Blowing your nose is the best advice, GPs say
The University of Auckland reviewed seven studies looking at antibiotic use for a runny nose with coloured discharge - a common feature of colds.
They found antibiotics benefited only one in seven people as the runny nose would normally clear up by itself, the British Medical Journal reported.
GPs said they would only prescribe antibiotics in a few exceptional cases.
But report author Professor Bruce Arroll said he believed the opposite.
"GPs often prescribe antibiotics for respiratory tract infections when nasal discharge is purulent [containing pus].
"They are probably effective, but they can cause harm and most patients will get better without them.
"Antibiotics should only be used when symptoms have persisted for long enough to concern parents of patients."

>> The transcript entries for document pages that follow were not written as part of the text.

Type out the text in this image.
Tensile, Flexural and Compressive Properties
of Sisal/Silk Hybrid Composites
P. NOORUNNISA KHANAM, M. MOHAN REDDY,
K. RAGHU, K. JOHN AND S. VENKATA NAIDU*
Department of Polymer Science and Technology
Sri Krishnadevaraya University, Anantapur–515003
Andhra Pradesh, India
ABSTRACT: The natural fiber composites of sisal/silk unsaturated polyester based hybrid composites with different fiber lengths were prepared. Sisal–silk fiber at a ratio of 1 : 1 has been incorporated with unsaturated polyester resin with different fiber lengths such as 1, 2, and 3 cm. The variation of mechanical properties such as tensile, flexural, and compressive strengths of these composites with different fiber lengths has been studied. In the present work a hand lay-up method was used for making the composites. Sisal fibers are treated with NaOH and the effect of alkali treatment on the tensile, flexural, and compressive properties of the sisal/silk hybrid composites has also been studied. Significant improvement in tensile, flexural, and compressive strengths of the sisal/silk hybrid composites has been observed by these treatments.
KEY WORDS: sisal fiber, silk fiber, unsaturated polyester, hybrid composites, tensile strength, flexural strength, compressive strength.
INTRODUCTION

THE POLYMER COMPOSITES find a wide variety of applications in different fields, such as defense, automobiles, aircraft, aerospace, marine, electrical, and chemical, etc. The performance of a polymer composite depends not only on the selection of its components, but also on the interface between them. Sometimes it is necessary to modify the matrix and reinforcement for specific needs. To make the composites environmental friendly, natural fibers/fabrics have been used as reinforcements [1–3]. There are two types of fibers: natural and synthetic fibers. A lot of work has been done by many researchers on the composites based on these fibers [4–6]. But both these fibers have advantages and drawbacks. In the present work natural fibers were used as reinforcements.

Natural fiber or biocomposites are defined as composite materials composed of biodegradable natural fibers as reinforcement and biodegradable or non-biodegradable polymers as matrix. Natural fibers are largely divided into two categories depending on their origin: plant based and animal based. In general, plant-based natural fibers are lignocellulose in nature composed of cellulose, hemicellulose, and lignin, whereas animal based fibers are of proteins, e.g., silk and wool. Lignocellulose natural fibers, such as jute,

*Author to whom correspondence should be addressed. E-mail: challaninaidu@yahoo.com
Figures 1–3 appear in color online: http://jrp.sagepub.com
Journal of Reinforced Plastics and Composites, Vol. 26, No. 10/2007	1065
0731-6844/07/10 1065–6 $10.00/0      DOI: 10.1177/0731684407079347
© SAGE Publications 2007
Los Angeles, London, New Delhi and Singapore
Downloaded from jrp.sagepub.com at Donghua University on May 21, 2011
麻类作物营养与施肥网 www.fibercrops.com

The study found that antibiotics can often have side-effects, including vomiting, diarrhoea and abdominal pain.
However, Dr Jim Kennedy, prescribing spokesman for the Royal College of GPs, said it was very unusual for family doctors in the UK to prescribe antibiotics for a runny nose - only about 1 in 100 patients would get such drugs.
"There are only a few cases where most GPs would even consider prescribing antibiotics. If a patients has a history of bronchitis and sinusitis.
"The best advice to give is to keep blowing your nose to get rid of the virus.
"If antibiotics are overused as well as possible side-effects, there is a risk that we will encourage resistance."